Et, toute charmée, toute contente, elle s’était penchée, ouvrant ses bras à l’enfant pour qu’elle vînt s’y jeter.
Adallah, silencieuse, effarouchée, se méfiant d’abord, avait regardé celle dont le geste câlin l’appelait. Elle avait hésité un instant, puis, lisant dans les grands yeux de Suzanne l’affection qui lui était déjà destinée, elle avait couru dans ses bras brusquement, décidément, se donnant tout entière.
Le pacte d’amitié scellé d’un seul coup, Adallah était devenue la petite sœur d’adoption de Mlle Suzanne, et Mme de Sannois la considérait comme sa seconde fille.
A l’arrivée de la petite Abyssinienne, M. de Beaucourt s’était écrié avec une aimable ironie, en s’adressant à Suzanne, qui déclarait se charger de l’éducation d’Adallah:
— Eh bien, c’est à ton tour maintenant d’être interrogée!

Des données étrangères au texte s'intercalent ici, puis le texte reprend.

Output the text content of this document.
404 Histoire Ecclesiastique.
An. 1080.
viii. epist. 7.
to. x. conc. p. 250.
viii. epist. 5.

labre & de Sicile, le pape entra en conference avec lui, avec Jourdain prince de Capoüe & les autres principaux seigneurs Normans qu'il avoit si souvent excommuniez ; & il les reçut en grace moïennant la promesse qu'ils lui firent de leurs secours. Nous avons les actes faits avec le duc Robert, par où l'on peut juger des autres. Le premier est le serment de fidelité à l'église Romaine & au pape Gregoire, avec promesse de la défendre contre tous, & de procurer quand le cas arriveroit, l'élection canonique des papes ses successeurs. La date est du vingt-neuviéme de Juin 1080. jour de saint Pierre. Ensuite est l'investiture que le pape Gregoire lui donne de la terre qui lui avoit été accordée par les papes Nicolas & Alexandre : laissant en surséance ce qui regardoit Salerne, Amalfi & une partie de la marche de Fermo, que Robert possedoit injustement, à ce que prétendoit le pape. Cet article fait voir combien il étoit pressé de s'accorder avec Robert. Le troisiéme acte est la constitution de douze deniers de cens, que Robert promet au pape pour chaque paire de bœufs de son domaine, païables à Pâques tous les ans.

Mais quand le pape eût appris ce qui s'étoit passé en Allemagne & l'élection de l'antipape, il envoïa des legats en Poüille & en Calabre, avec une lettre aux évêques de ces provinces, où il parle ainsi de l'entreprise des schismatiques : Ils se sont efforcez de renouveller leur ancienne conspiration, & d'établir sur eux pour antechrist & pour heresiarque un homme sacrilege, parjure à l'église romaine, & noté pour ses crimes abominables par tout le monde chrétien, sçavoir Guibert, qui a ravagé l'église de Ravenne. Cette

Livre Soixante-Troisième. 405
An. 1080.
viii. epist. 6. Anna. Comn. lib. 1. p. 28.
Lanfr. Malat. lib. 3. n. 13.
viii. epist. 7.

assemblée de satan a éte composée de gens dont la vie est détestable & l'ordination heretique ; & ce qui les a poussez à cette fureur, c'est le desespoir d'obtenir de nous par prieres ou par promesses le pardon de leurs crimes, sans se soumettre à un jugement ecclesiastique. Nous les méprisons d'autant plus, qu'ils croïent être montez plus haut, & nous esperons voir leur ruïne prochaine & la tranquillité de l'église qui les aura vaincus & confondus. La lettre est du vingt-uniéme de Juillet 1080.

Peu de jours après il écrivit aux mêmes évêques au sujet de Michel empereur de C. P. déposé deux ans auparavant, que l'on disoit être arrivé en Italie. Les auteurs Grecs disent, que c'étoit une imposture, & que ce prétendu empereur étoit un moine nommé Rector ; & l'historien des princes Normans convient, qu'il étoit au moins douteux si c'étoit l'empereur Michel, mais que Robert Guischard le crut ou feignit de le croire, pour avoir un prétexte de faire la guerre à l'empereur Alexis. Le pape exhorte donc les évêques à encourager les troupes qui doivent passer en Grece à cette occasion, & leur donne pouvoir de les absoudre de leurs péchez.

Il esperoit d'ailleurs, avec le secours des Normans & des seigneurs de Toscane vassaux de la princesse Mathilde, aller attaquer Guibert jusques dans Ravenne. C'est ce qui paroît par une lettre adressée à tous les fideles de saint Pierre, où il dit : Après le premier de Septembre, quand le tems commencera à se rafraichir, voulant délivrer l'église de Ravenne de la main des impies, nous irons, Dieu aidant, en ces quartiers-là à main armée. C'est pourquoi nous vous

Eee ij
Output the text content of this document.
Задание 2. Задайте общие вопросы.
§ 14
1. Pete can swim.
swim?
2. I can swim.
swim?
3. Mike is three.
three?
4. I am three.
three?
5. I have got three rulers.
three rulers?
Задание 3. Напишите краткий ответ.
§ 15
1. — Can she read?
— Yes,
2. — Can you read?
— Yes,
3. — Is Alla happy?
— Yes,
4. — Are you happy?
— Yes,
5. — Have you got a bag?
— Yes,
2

C’est toi qui vas être taquinée, tourmentée à chaque minute! Tu verras que le rôle de répondeur que tu m’as fait jouer si longtemps n’est pas toujours couleur de rose. Je vais donc être enfin débarrassé de vos questions, mademoiselle, car vous allez être fort occupée vous-même à répondre aux pourquoi qui vous seront posés!
Et M. de Beaucourt s’était frotté les mains en souriant avec malice.
— Oh! grand-père, avait répondu Suzanne sur le même ton, tu as beau dire, je sais bien que tu répondras encore...
— A tes «pourquoi» ?
— Qui.
— Mais je n’ai plus un seul «parce que» à ma disposition! Mes «parce que», tu les as tous usés!...
— Oh! pourtant, lorsqu’Adallah me demandera un «pourquoi » trop difficile, il faudra bien que je trouve quelqu’un qui m’aide à y répondre et ce quelqu’un-là, je le connais.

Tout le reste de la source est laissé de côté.